0

i started working with hive to do some data preparation and ran into a peculiar problem when using the regexp_extract udf. I am working on a XML structures and i am trying to extract some elements from a XML-string. Here is an example. The string i am operating on is:

<b>ajsdnf</b>
<a>asdhf</a>
<a>alfnv</a>
<b>ajsdnf</b>
<a>test</a>

The regular expression (<a>.*?<\/a>) should extract all strings that contains only the elements with the a tags. When i check my logic on regex101 it finds all the right groups.

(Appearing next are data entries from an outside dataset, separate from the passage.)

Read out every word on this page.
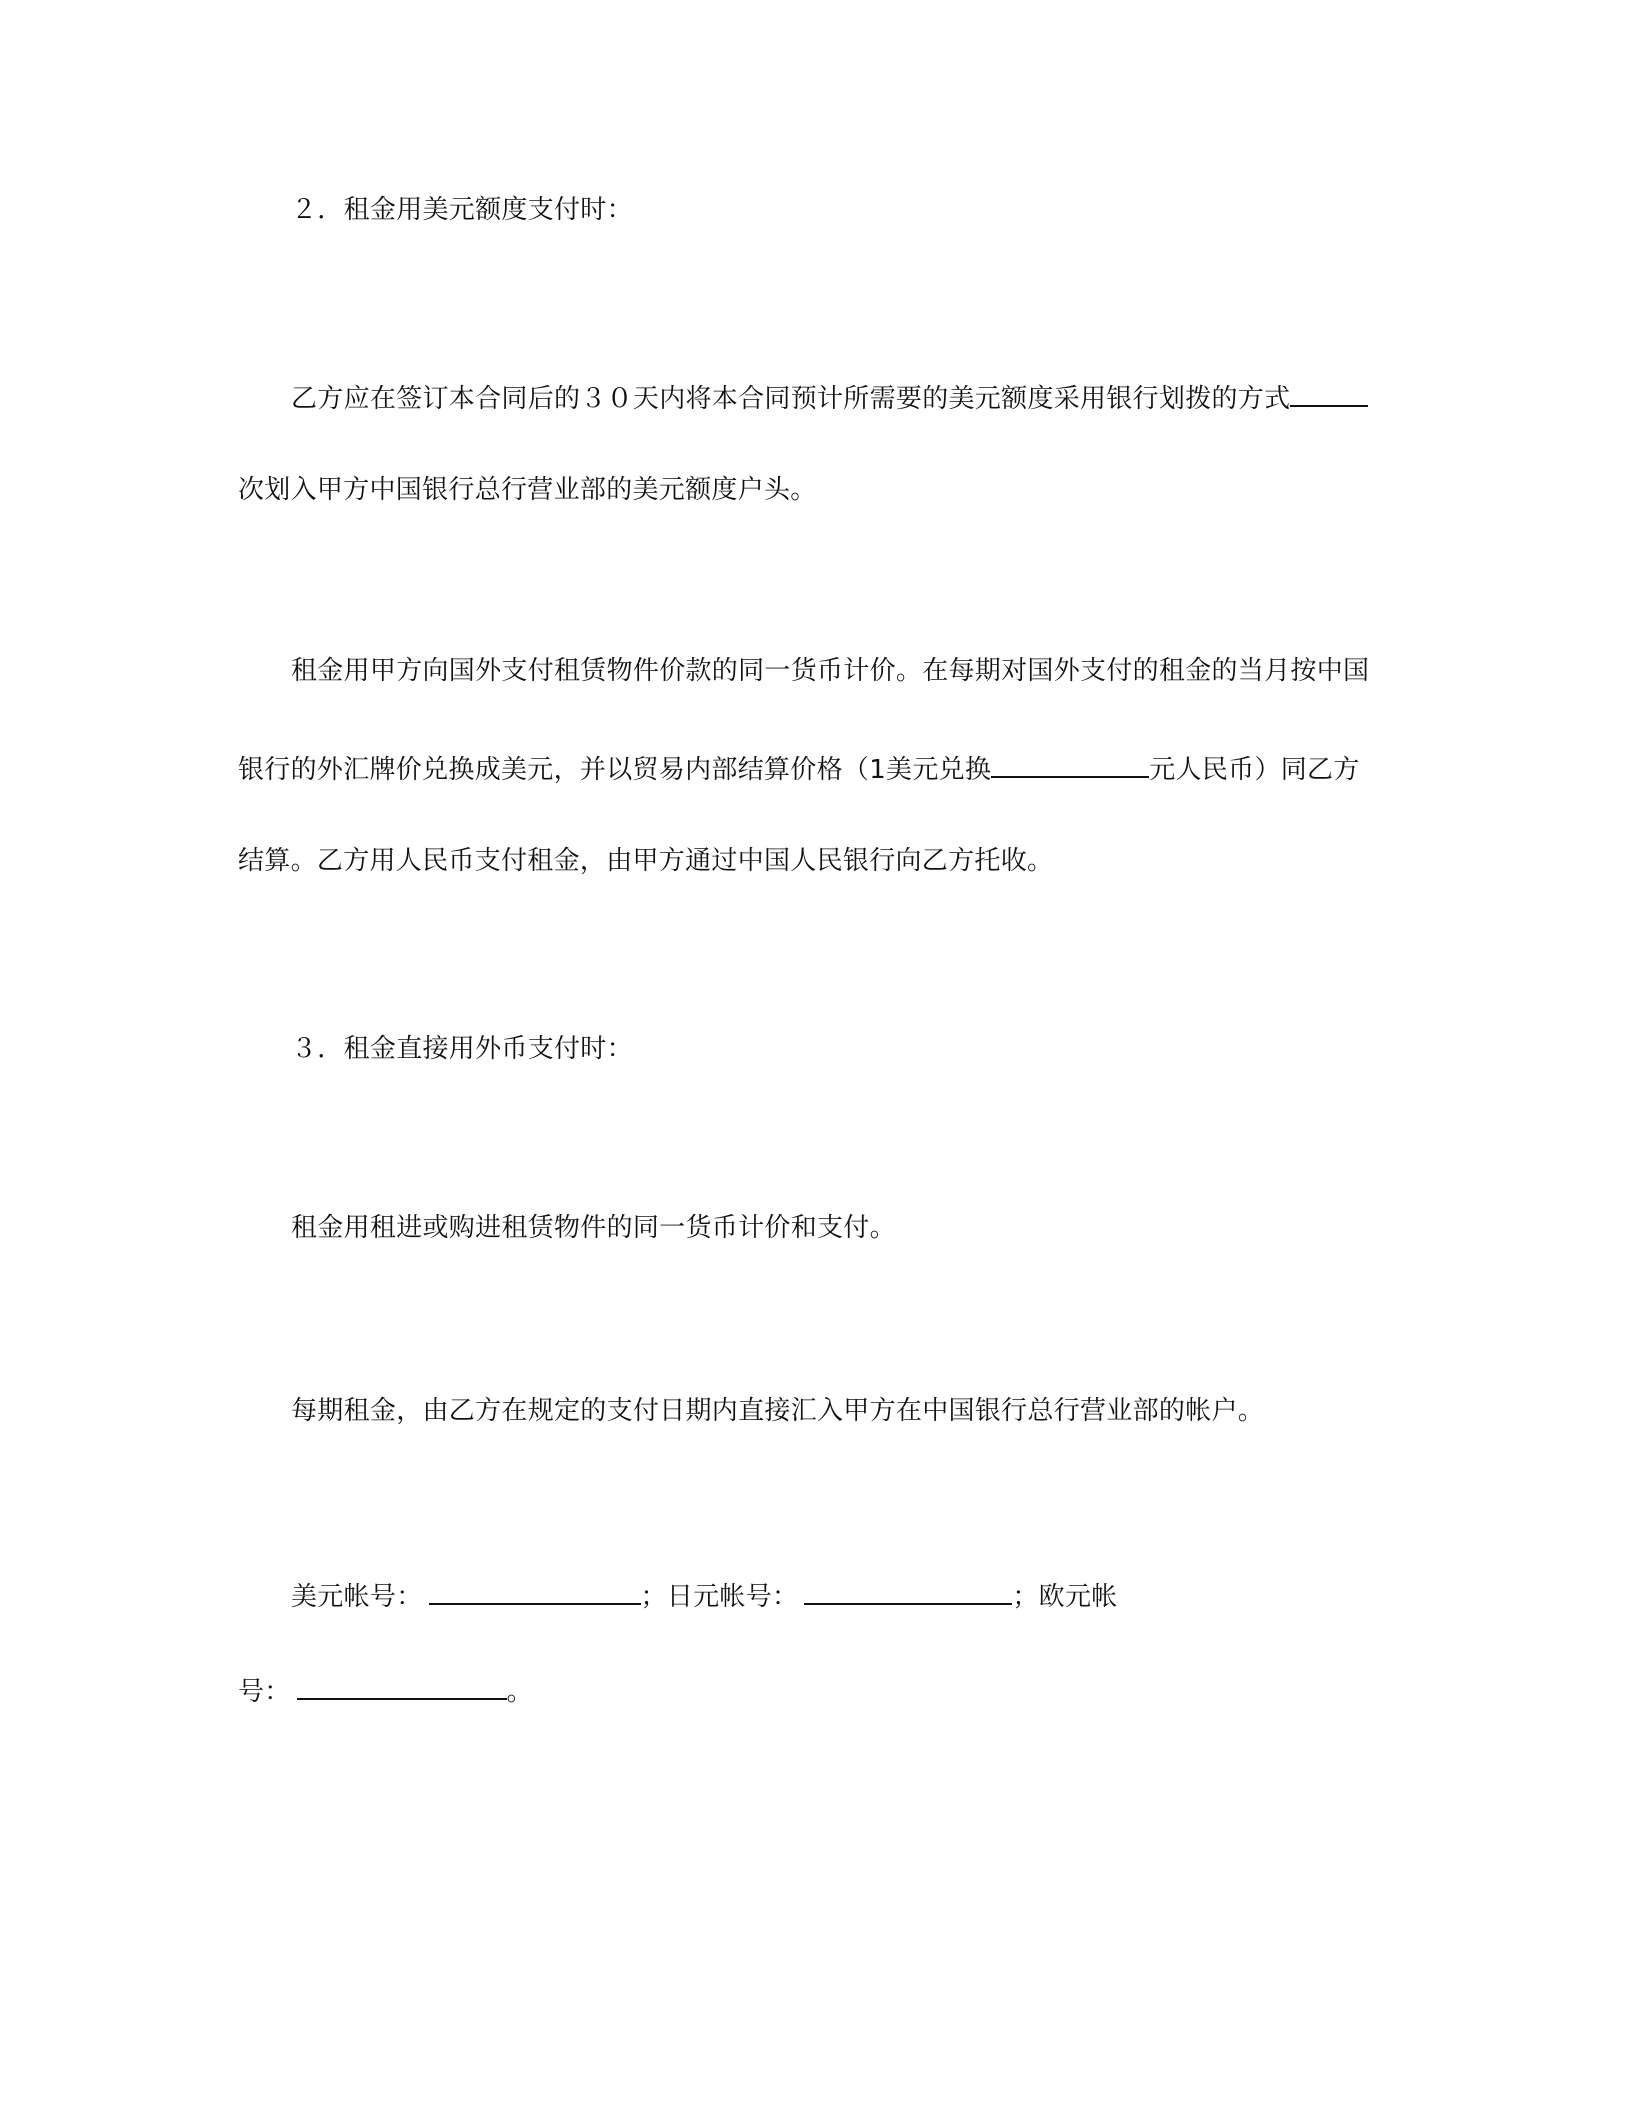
２．租金用美元额度支付时：
乙方应在签订本合同后的３０天内将本合同预计所需要的美元额度采用银行划拨的方式
次划入甲方中国银行总行营业部的美元额度户头。
租金用甲方向国外支付租赁物件价款的同一货币计价。在每期对国外支付的租金的当月按中国
银行的外汇牌价兑换成美元，并以贸易内部结算价格（1美元兑换	元人民币）同乙方
结算。乙方用人民币支付租金，由甲方通过中国人民银行向乙方托收。
３．租金直接用外币支付时：
租金用租进或购进租赁物件的同一货币计价和支付。
每期租金，由乙方在规定的支付日期内直接汇入甲方在中国银行总行营业部的帐户。
美元帐号：	；日元帐号：	；欧元帐
号：	。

However when i run it against hive like this

select regexp_extract('<b>ajsdnf</b><a>asdhf</a><a>alfnv</a><b>ajsdnf</b><a>test</a>','(<a>.*?<\/a>)',0) from some_table limit 1;

it only returns the first <a>asdhf</a>. According to the documentation of regex_extract it should return all occurrences if i pass the integer 0 as 3rd parameter. Is there any chance i can achieve the following result

<a>asdhf</a>
<a>alfnv</a>
<a>test</a>

And if you are wondering why i am not using xpath to deal with this XML problem, i am having a much more complex structure and want to extract certain parts of the XML tree including all their child nodes. That is something the xpath udfs of hive cannot handle at the moment.

garkyn
  • 46
  • 6
  • What will happen if you remove `limit 1`? – Wiktor Stribiżew Jun 26 '15 at 09:56
  • 1
    regexp_extract doesn't work that way. It only matches once. Unless you know the number of matches, regexp_extract doesn't work. You might want to look at this: http://qnalist.com/questions/4957014/how-to-extract-multi-match-in-one-line-with-regexp-extract-function – nhahtdh Jun 26 '15 at 09:59
  • the answer in this thread [link](http://stackoverflow.com/questions/8497090/hive-regexp-extract-weirdness) suggest that an index of 0 should return all matched groups. Where am i wrong? – garkyn Jun 26 '15 at 10:15
  • @nhahtdh I followed according to the link, but it returns unmatched string.. – Prashanth Jul 24 '16 at 11:01
  • @Prashanth: Please ask a new question. I have no idea about your context, which might be different from the one in this question, so I have no way to give you any suggestion. – nhahtdh Jul 25 '16 at 02:35

1 Answers1

0
select regexp_replace('<b>ajsdnf</b><a>a<b>aksdhf</b>dhf</a><a>alfnv</a><b>ajsdnf</b><a>test</a>','(.*?)(<a>.*?<\/a>)(.*?)','$2') from some_tablelimit 1;

this did the trick. Thanks to nhahtdh for his suggestions

garkyn
  • 46
  • 6